The advantage of this interpretation is much more flexible compared to the extreme dichotomy of whether ’the p-value exceeds the significance level or not’ of frequentist hypothesis testing. If you frequently use regression analysis, you might have wanted to set the significance level to $\alpha = 0.05$, but the p-value turned out to be $p = 0.069925$, leading you to discard the regression coefficient. Honestly, as analysts are human, experiencing this can only be frustrating. Hence, one looks for solutions in every possible way, but most end up futile.

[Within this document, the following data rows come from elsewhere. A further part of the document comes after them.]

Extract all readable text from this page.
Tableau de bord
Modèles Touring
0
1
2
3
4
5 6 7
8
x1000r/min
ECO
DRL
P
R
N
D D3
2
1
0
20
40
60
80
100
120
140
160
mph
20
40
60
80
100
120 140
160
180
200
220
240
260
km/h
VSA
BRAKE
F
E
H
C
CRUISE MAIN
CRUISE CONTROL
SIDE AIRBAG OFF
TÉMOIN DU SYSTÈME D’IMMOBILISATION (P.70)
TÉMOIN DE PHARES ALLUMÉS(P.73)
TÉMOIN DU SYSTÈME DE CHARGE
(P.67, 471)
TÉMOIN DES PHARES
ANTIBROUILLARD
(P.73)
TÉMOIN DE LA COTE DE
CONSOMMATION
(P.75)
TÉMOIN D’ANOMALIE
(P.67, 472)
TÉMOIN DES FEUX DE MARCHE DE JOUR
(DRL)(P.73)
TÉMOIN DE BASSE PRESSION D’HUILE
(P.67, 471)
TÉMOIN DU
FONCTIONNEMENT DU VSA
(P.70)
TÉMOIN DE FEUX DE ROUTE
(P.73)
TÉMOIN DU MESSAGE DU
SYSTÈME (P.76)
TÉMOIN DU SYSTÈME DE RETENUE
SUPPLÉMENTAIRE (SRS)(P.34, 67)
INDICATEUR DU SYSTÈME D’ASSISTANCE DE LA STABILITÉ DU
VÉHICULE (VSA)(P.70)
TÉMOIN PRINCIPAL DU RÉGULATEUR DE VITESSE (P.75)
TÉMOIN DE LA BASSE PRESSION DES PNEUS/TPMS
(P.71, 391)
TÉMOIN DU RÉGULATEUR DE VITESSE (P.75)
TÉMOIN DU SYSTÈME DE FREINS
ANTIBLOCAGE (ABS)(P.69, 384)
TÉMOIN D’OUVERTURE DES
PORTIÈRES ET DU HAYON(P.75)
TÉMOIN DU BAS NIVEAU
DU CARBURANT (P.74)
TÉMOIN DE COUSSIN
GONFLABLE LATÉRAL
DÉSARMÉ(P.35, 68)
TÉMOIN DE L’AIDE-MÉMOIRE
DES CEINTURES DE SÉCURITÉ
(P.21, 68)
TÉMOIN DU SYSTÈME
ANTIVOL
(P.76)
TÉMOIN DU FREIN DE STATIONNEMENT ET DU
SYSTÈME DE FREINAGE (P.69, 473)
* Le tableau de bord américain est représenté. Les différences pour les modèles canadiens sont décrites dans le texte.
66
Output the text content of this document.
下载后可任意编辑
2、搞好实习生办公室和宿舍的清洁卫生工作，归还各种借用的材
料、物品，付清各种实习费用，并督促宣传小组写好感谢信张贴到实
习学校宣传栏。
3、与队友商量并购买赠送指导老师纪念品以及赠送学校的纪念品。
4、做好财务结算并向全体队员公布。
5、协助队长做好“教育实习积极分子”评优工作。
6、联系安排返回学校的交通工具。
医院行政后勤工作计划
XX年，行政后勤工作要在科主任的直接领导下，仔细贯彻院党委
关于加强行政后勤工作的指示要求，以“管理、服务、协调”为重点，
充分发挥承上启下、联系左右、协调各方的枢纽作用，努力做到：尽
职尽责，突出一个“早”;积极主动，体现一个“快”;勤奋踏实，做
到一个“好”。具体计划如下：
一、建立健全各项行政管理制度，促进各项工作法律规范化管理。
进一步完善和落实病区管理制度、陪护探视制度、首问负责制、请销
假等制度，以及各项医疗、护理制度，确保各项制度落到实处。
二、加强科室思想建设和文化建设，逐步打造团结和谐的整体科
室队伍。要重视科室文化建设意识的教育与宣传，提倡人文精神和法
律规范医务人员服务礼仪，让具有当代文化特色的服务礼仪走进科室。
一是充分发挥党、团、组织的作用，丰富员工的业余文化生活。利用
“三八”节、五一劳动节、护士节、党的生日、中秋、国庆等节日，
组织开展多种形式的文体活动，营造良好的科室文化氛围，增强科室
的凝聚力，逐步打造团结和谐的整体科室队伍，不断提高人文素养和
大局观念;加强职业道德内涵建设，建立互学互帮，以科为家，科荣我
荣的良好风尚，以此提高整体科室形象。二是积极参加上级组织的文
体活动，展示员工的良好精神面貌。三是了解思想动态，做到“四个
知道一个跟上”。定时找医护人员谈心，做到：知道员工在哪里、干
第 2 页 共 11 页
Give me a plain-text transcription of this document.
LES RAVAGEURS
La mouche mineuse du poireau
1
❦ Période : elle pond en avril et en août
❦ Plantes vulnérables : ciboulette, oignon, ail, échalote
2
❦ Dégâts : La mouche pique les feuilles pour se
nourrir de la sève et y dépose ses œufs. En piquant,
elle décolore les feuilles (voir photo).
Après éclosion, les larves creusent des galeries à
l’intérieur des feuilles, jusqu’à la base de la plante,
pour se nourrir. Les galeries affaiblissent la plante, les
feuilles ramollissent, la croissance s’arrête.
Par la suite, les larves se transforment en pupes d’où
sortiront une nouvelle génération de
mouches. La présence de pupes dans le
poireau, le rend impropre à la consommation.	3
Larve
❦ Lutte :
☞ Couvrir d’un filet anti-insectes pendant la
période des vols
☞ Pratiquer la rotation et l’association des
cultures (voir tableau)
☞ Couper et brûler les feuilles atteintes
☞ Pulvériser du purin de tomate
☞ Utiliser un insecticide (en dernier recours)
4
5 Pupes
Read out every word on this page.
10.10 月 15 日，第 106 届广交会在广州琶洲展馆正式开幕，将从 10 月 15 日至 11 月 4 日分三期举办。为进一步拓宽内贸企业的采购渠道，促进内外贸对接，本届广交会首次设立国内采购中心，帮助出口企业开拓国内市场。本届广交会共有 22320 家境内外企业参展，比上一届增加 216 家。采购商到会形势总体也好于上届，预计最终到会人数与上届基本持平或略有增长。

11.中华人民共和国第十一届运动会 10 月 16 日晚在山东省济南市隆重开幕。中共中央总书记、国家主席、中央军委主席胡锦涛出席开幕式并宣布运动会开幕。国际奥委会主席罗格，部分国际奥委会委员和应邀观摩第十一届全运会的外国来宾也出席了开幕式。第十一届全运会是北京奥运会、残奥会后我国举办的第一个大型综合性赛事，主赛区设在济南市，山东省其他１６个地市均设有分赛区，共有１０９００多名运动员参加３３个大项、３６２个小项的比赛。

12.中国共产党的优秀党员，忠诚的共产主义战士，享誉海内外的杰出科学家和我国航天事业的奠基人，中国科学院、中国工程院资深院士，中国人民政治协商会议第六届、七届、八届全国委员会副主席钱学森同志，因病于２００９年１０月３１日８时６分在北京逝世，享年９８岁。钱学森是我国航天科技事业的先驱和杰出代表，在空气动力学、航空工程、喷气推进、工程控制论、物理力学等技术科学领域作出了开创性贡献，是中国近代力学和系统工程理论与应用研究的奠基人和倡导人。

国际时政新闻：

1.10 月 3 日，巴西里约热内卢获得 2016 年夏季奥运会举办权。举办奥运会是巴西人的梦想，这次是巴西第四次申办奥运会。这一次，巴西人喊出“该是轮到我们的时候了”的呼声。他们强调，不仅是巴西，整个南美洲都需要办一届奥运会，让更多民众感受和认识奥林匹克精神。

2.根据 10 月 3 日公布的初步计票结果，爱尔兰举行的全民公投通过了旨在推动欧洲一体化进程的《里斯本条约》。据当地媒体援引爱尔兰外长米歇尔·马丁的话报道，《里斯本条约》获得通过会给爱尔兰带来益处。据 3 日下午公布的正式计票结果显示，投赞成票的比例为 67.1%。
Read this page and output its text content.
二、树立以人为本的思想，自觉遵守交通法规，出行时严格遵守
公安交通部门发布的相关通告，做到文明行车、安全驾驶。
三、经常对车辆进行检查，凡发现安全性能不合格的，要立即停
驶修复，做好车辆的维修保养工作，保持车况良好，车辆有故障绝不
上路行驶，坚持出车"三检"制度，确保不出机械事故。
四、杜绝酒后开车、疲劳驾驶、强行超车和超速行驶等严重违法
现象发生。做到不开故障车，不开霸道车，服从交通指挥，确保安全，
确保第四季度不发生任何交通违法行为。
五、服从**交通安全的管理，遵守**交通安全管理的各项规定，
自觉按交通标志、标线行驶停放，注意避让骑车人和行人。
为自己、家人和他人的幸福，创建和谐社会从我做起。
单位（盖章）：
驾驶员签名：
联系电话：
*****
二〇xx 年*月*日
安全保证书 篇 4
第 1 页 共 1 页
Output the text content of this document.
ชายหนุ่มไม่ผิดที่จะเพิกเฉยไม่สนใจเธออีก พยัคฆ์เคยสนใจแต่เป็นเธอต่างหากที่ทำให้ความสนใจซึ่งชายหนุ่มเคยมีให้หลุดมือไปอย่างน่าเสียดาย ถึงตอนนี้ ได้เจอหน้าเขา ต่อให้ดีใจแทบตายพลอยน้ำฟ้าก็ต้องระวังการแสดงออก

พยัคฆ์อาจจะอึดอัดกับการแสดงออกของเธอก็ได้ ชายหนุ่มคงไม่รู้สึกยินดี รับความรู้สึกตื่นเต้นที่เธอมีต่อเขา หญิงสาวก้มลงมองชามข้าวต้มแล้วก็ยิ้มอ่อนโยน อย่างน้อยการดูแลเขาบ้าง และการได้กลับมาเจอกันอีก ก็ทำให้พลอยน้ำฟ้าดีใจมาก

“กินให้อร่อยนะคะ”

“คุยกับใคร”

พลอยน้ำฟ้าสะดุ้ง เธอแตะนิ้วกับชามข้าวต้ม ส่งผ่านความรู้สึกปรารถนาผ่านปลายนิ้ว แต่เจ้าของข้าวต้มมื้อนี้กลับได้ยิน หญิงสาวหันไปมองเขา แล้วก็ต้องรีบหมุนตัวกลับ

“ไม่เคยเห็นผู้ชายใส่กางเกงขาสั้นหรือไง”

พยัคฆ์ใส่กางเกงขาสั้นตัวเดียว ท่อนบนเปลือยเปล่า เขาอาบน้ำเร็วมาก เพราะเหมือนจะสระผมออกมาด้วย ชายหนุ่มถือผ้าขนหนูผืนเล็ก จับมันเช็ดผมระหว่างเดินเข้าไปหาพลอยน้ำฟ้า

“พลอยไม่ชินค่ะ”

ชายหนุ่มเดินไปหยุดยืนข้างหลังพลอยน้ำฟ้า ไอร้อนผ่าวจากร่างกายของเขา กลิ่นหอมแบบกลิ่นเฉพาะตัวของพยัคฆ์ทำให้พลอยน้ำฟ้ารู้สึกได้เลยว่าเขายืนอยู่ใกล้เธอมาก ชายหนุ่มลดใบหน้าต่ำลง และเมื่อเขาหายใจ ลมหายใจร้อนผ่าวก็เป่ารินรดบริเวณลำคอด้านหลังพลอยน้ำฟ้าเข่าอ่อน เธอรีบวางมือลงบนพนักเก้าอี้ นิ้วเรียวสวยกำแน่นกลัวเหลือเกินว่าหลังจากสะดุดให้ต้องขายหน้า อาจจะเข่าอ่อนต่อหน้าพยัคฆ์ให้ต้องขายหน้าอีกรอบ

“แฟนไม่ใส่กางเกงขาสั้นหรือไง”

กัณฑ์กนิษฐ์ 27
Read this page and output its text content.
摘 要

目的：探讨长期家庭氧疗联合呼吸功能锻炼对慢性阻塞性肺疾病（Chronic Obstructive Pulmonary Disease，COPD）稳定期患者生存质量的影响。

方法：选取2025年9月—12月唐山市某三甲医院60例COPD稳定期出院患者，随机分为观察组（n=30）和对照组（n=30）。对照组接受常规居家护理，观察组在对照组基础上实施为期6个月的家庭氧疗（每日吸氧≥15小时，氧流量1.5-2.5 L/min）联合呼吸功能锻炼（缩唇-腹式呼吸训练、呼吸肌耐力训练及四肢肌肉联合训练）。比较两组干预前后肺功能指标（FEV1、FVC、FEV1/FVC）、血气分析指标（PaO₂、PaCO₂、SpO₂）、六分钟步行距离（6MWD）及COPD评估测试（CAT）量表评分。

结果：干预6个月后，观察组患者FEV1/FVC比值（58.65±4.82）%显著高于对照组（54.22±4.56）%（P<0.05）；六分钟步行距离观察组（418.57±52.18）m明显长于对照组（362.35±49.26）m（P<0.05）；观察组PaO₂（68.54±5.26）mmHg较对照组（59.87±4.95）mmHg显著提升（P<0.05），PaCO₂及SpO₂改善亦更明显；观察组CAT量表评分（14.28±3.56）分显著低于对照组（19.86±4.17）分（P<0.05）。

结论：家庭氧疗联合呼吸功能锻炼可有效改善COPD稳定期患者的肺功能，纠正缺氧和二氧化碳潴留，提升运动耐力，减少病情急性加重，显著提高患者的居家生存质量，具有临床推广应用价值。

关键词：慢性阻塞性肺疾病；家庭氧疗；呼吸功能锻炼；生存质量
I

In contrast, Bayesian hypothesis testing simply accepts the data as is, whether sufficient or not.

Example

When $Y \sim B (10, \theta )$, to conduct a Bayesian test against $\displaystyle H_{0} : \theta = {{1} \over {2}}$ vs $\displaystyle H_{1} : \theta \ne {{1} \over {2}}$. The prior probabilities of $H_{0}$ and $H_{1}$ are the same, under $H_{1}$ $\theta \sim \text{Beta} (1,1)$ and the observation is $Y=7$. Calculate the Bayes factor $B_{01}$.

Solution

$$\begin{align*} B_{01} =& {{ \alpha_{0 } / \pi_{0} } \over { \alpha_{1 } / \pi_{1} }} = {{ p ( y \mid \theta_{0} ) } \over { \int_{\Theta_{1}} p ( y \mid \theta ) g ( \theta ) d \theta }} = {{ p ( Y = 7 \mid \theta = {{1} \over {2}} ) } \over { \int_{\Theta_{1}} p ( y \mid \theta ) d \theta }} \\ =& {{ \binom{10}{7} \left( {{1} \over {2}} \right)^{7} \left( 1- {{1} \over {2}} \right)^{3} } \over { \int_{0}^{1} \binom{10}{7} \theta^{7} \left( 1 - \theta \right)^{3} d \theta }} = {{1} \over {2^{10}}} {{1} \over { \int_{0}^{1} \theta^{8-1} (1 - \theta)^{4-1} d \theta }} = {{1} \over {2^{10}}} {{ \Gamma ( 8 + 4 ) } \over { \Gamma ( 8 ) \Gamma ( 4 ) }} \\ =& {{1} \over {2^{10}}} {{ 11! } \over { 7! \cdot 3! }} = {{1} \over {2^{10}}} {{ 8 \cdot 9 \cdot 10 \cdot 11 } \over { 2 \cdot 3 }} = {{ 2^4 \cdot 3^2 \cdot 5 \cdot 11 } \over { 2^{11} \cdot 3 }} = {{ 165 } \over { 2^{7} }} = 1.2890625 \end{align*}$$ Therefore, $B_{01}$ is weak evidence supporting the null hypothesis.